While Kenyans have traditionally relied on families and friends, chama’s and the local shop to borrow, Covid-19 made it even harder.
Families were either in the same financial constraint or were hoarding the little they had for basic survival in times of uncertainties.
Friends had either been rendered jobless or were coming to terms with salary cuts that saw a spike in loan defaults, rent and power bills.
Kenya National Bureau of Statistics shows that in just three months as many as 1.7 million Kenyans found themselves without a job as employment fell to 15.87 million between April and end of June compared to 17.59 million the previous quarter.

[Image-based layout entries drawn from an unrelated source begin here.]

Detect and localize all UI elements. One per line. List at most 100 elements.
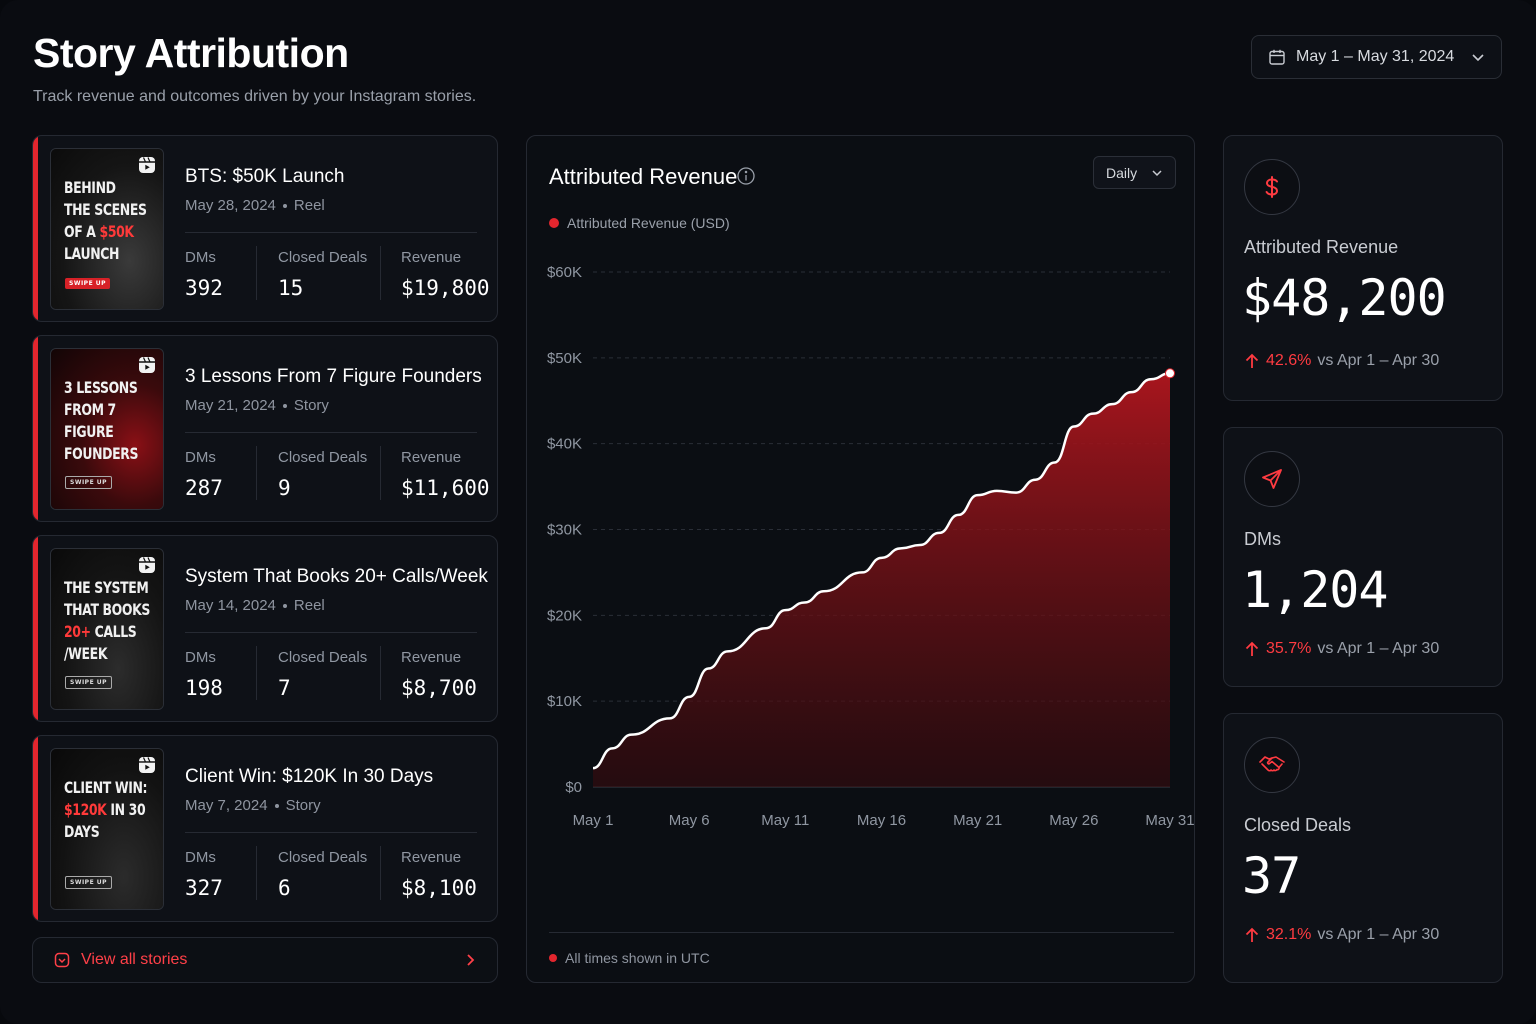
arrow-up-icon [1245, 927, 1259, 942]
story-divider [185, 632, 477, 633]
reel-icon [139, 557, 155, 573]
reel-icon [139, 357, 155, 373]
metric-revenue: Revenue $8,700 [401, 649, 477, 700]
story-title[interactable]: System That Books 20+ Calls/Week [185, 566, 488, 587]
metric-label: DMs [185, 249, 216, 266]
stories-icon [54, 952, 70, 968]
story-thumbnail[interactable]: BEHIND THE SCENES OF A $50K LAUNCH SWIPE UP [50, 148, 164, 310]
metric-closed-deals: Closed Deals 7 [278, 649, 367, 700]
date-range-label: May 1 – May 31, 2024 [1296, 48, 1455, 65]
dollar-icon [1265, 176, 1279, 198]
story-date: May 14, 2024 [185, 597, 276, 614]
story-thumbnail[interactable]: 3 LESSONS FROM 7 FIGURE FOUNDERS SWIPE UP [50, 348, 164, 510]
story-meta: May 28, 2024 Reel [185, 197, 325, 214]
thumbnail-text: THAT BOOKS [64, 600, 150, 619]
kpi-change: 42.6% vs Apr 1 – Apr 30 [1244, 352, 1439, 370]
metric-label: Closed Deals [278, 649, 368, 666]
calendar-icon [1269, 49, 1285, 65]
kpi-change: 35.7% vs Apr 1 – Apr 30 [1244, 640, 1439, 658]
y-tick-label: $30K [547, 522, 582, 539]
thumbnail-text: /WEEK [64, 644, 108, 663]
metric-label: Revenue [401, 849, 462, 866]
legend-label: Attributed Revenue (USD) [567, 215, 730, 231]
story-card[interactable]: BEHIND THE SCENES OF A $50K LAUNCH SWIPE UP B… [32, 135, 498, 322]
kpi-compare-period: vs Apr 1 – Apr 30 [1317, 926, 1440, 943]
kpi-value: $48,200 [1242, 269, 1447, 327]
kpi-label: Attributed Revenue [1244, 237, 1399, 257]
metric-separator [256, 246, 257, 300]
thumbnail-text: BEHIND [64, 178, 116, 197]
kpi-card-dms: DMs 1,204 35.7% vs Apr 1 – Apr 30 [1223, 427, 1503, 687]
footer-dot [549, 954, 557, 962]
story-accent-bar [33, 736, 38, 921]
y-tick-label: $60K [547, 264, 582, 281]
x-tick-label: May 16 [857, 812, 906, 829]
metric-separator [256, 446, 257, 500]
story-date: May 21, 2024 [185, 397, 276, 414]
swipe-up-badge: SWIPE UP [65, 278, 111, 289]
view-all-stories-button[interactable]: View all stories [32, 937, 498, 983]
metric-value: 9 [278, 476, 291, 500]
chevron-right-icon [467, 954, 475, 966]
arrow-up-icon [1245, 353, 1259, 368]
x-tick-label: May 31 [1145, 812, 1194, 829]
revenue-area [593, 373, 1170, 787]
metric-value: 327 [185, 876, 223, 900]
kpi-change-percent: 42.6% [1266, 352, 1312, 369]
metric-revenue: Revenue $19,800 [401, 249, 490, 300]
info-icon[interactable] [736, 166, 756, 186]
metric-revenue: Revenue $11,600 [401, 449, 490, 500]
metric-closed-deals: Closed Deals 9 [278, 449, 367, 500]
metric-value: 198 [185, 676, 223, 700]
chevron-down-icon [1152, 169, 1162, 176]
revenue-line [592, 372, 1171, 770]
metric-label: Revenue [401, 449, 462, 466]
y-tick-label: $50K [547, 350, 582, 367]
metric-label: Closed Deals [278, 849, 368, 866]
metric-separator [380, 846, 381, 900]
page-subtitle: Track revenue and outcomes driven by you… [33, 88, 477, 105]
story-title[interactable]: Client Win: $120K In 30 Days [185, 766, 434, 787]
send-icon [1262, 469, 1282, 489]
story-accent-bar [33, 136, 38, 321]
y-tick-label: $40K [547, 436, 582, 453]
thumbnail-headline: THE SYSTEM THAT BOOKS 20+ CALLS/WEEK [64, 577, 163, 665]
thumbnail-text: OF A [64, 222, 100, 241]
view-all-stories-label: View all stories [81, 951, 188, 968]
story-card[interactable]: CLIENT WIN: $120K IN 30 DAYS SWIPE UP Client… [32, 735, 498, 922]
metric-separator [380, 246, 381, 300]
metric-value: $8,100 [401, 876, 477, 900]
kpi-change-percent: 32.1% [1266, 926, 1312, 943]
story-divider [185, 432, 477, 433]
metric-label: Revenue [401, 249, 462, 266]
story-thumbnail[interactable]: THE SYSTEM THAT BOOKS 20+ CALLS/WEEK SWIPE … [50, 548, 164, 710]
y-tick-label: $10K [547, 693, 582, 710]
metric-closed-deals: Closed Deals 6 [278, 849, 367, 900]
kpi-card-closed-deals: Closed Deals 37 32.1% vs Apr 1 – Apr 30 [1223, 713, 1503, 983]
story-card[interactable]: 3 LESSONS FROM 7 FIGURE FOUNDERS SWIPE UP 3 … [32, 335, 498, 522]
granularity-select[interactable]: Daily [1093, 156, 1176, 189]
story-card[interactable]: THE SYSTEM THAT BOOKS 20+ CALLS/WEEK SWIPE … [32, 535, 498, 722]
story-title[interactable]: BTS: $50K Launch [185, 166, 345, 187]
timezone-note: All times shown in UTC [565, 950, 710, 966]
y-tick-label: $20K [547, 607, 582, 624]
meta-separator-dot [282, 403, 287, 408]
thumbnail-text: 20+ [64, 622, 91, 641]
metric-dms: DMs 327 [185, 849, 223, 900]
thumbnail-headline: 3 LESSONS FROM 7 FIGURE FOUNDERS [64, 377, 163, 465]
x-tick-label: May 26 [1049, 812, 1098, 829]
story-title[interactable]: 3 Lessons From 7 Figure Founders [185, 366, 482, 387]
thumbnail-text: 3 LESSONS [64, 378, 138, 397]
kpi-icon-wrap [1244, 451, 1300, 507]
metric-dms: DMs 287 [185, 449, 223, 500]
thumbnail-headline: CLIENT WIN: $120K IN 30 DAYS [64, 777, 163, 843]
date-range-picker[interactable]: May 1 – May 31, 2024 [1251, 35, 1502, 79]
thumbnail-text: CLIENT WIN: [64, 778, 148, 797]
story-accent-bar [33, 536, 38, 721]
story-thumbnail[interactable]: CLIENT WIN: $120K IN 30 DAYS SWIPE UP [50, 748, 164, 910]
metric-value: 15 [278, 276, 304, 300]
thumbnail-background [51, 549, 163, 709]
thumbnail-text: FOUNDERS [64, 444, 139, 463]
metric-label: Closed Deals [278, 249, 368, 266]
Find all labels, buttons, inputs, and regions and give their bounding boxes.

Banks, Saccos and chamas also cut loans as defaults went through the roof.
The FSD survey discovered that like B, most common difficulties in Kenya were borrowing money, cutting food expenses and taking goods on credit.
An estimated 60 per cent of members were forced to dispose their assets, espescially livestock, a traditional form of saving in Kenya.
Some chamas, however, relaxed conditions to allow members to repay the amounts they could, others maintained strict repayment conditions, fearful that the volume of long-term bad loans could go up.
For similar reasons, chama’s were reluctant to extend new loans to members in difficulty, with the number of new loans disbursed falling considerably.
The tough conditions revealed the underbelly of social capital during difficult times.
Social capital gives people access to cheap, flexible loans but at times of difficulty are limited and end up creating shame of having to tell everyone your problem just because you need some money.
It is no wonder Kenyans turned to digital loans which while they are impersonal, will offer you credit without telling the whole world, effectively allowing one to recover in peace.
At the height of the pandemic last year, roughly 4.5 million customers took loans via the digital lending platform, M-Shwari.
In fact, men who are usually very sensitive about exposing their cash woes, were the biggest borrowers accounting for 56 per cent of monthly disbursements while women accounted for 44 per cent in 2020.
While delay in loan repayments were mostly due to disrupted incomes due to the economic effects of COVID -19 pandemic, M-Shwari did not see too many defaulters since it has been in operation for over eight years and has mastered the habits of borrowers.
About 19 per cent of the loans are repaid by day 30, an estimated 92 per cent by day 60 and 95 per cent by day 90. Thus, day 90 NPL as at the end of 2020 was around 4.6 per cent.
This meant that unlike banks and unregulated digital providers, who were risk-averse and stopped lending, M-Shwari continued to provide a reliable platform for millions of borrowers.